ATI RN
ATI Pediatric Proctored Exam 2023
1. The nurse is providing care for a pediatric client in the emergency department (ED) with a diagnosis of decreased level of consciousness (LOC) secondary to increased intracranial pressure (ICP). Which healthcare provider order should the nurse question?
- A. Passive range-of-motion exercises to promote hip flexion
- B. Oxygen at 2 L nasal cannula to maintain saturation above 95%
- C. Hourly vital signs and neurologic checks
- D. Elevate head of bed 30 degrees
Correct answer: A
Rationale: In a pediatric client with increased intracranial pressure (ICP) and decreased level of consciousness (LOC), passive range-of-motion exercises to promote hip flexion should be questioned as they can potentially increase intracranial pressure. This action may not be safe for the client's condition. The other options are appropriate interventions for managing a pediatric client with increased ICP and decreased LOC.
2. During a physical assessment of a hospitalized 5-year-old child, the healthcare provider notes that the foreskin has been retracted and is very tight on the shaft of the penis; they are unable to return it over the head of the penis. What action should the healthcare provider implement?
- A. Forcibly push the foreskin down over the head of the penis.
- B. Place a warm compress on the penis.
- C. Notify the healthcare provider in charge.
- D. Wait a few hours and try again.
Correct answer: C
Rationale: The correct action is to notify the healthcare provider in charge of this occurrence of paraphimosis.
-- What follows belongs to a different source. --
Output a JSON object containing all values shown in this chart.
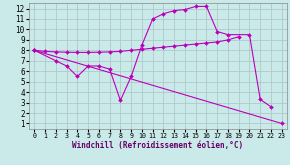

Paraphimosis is a urologic emergency where the foreskin is retracted and becomes tight, potentially impeding blood flow to the penis. It is crucial to seek medical intervention promptly to prevent complications.
3. A parent of an infant with gastroesophageal reflux is being taught by a nurse. Which of the following instructions should the nurse include in the teaching?
- A. Offer the infant feedings every 2 hours.
- B. Position the infant upright after feedings.
- C. Feed the infant thickened formula.
- D. Place the infant in a prone position after feedings.
Correct answer: B
Rationale: Correct posture after feedings is crucial for an infant with gastroesophageal reflux to reduce the risk of regurgitation. Placing the infant upright helps prevent the backflow of stomach contents into the esophagus, minimizing symptoms of reflux.
4. Which of the following is a key feature of the diagnosis of ASD according to the DSM V?
- A. Unusual responses to sensory input
- B. Social isolation
- C. Repetitive behaviors
- D. Delayed motor development
Correct answer: A
Rationale: In the DSM V, one of the key diagnostic criteria for Autism Spectrum Disorder (ASD) is unusual responses to sensory input. These atypical responses can include hypersensitivity or hyposensitivity to sensory stimuli, such as sound, touch, taste, or smell. These sensory processing differences are important in the diagnosis of ASD because they can significantly impact an individual's daily functioning and behavior. Social isolation and repetitive behaviors are associated features of ASD but are not the key diagnostic criteria according to the DSM V. Delayed motor development may be observed in some individuals with ASD, but it is not a key feature used for diagnosis in the DSM V.
5. When planning care for a pediatric client diagnosed with bacterial meningitis, what is the priority nursing diagnosis?
- A. Impaired Gas Exchange
- B. Risk for Infection
- C. Anxiety (parental)
- D. Acute Pain
Correct answer: A
Rationale: The priority nursing diagnosis when caring for a pediatric client with bacterial meningitis is 'Impaired Gas Exchange.' This diagnosis takes precedence due to the potential for respiratory complications associated with the condition. Bacterial meningitis can lead to increased intracranial pressure, compromising the child's ability to ventilate adequately. Therefore, monitoring and addressing any signs of respiratory distress are crucial in the care of these patients.